Thanks @Nicholas_Bokulich,
It's really a mess when you think about how these collections are generally conducted: you sample either a single piece of guano from a giant pile and process it as an individual sample, or, you sample a bunch of guano pellets from a giant pile and treat them as a pooled sample. In both cases, there's risk of contamination of adjacent turds touching the single guano piece, right? In fact, I drove myself crazy with this experiment trying to figure out the proportion of bat COI sequences in a given sample, because it turns out the single samples had mixtures of multiple bat species more often than pooled samples!

The plot below is a bit odd to consider at first.
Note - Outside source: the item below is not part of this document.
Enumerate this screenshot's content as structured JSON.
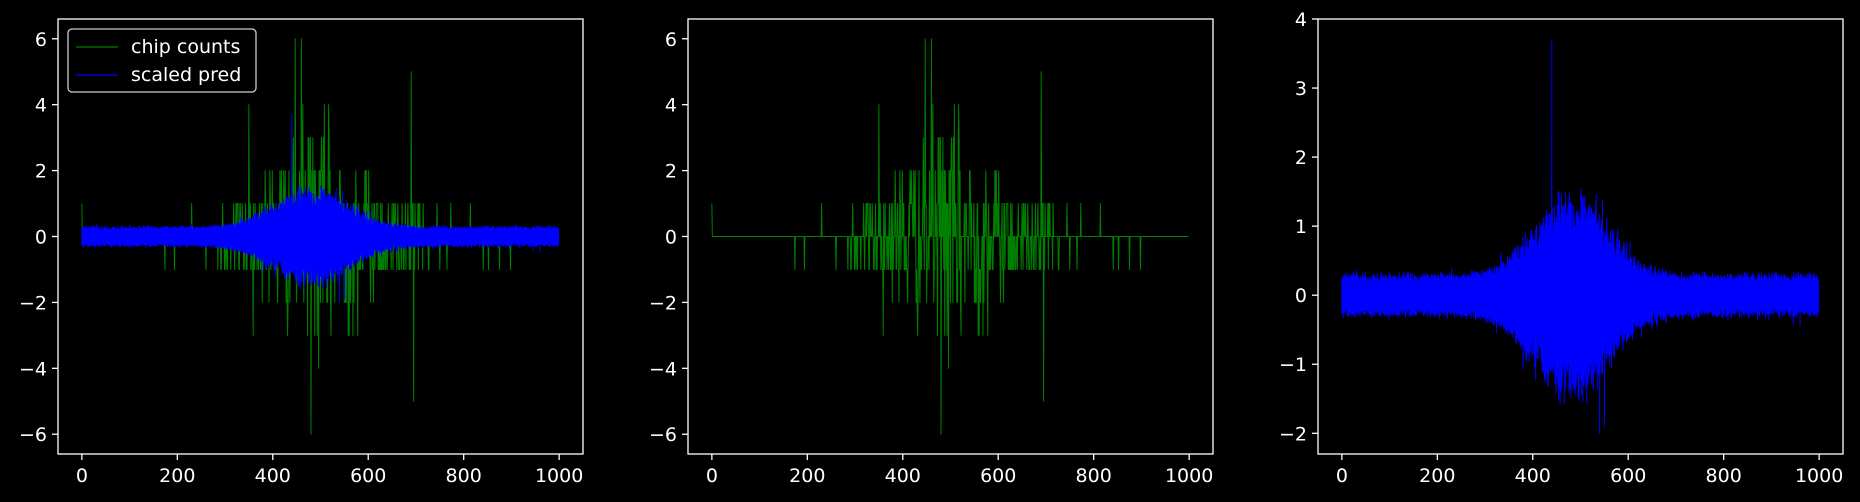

The guano samples are faceted into the two horizontal charts. Single guano samples on top, or pooled guano samples on bottom. There were three species of bats in the study. The color scheme was to indicate if a particular sample contained just that single bat species (colored green), or if it contained more than one bat species (colored brown). I'm realizing now years later that a brown dot is always double counted, so be aware of that (for example, if both M. sodalis and M. lucifugus were detected in a single sample, there would be a brown dot in each of those species columns).

I didn't circle back and determine if most of these mixed samples came from the HB site, and that indeed might be the case.

My judgement was to move forward analyzing only the single samples, as there were almost 200 of those single samples, compared to just about 70 pooled samples. Kind of a bummer to throw away interesting data, but for the purposes of this study, simpler and more straightforward was the better option.

Thanks for your considerations!

Nicholas_Bokulich · August 6, 2020, 7:16pm

Agreed, it is a bummer, but it seems like the safest approach.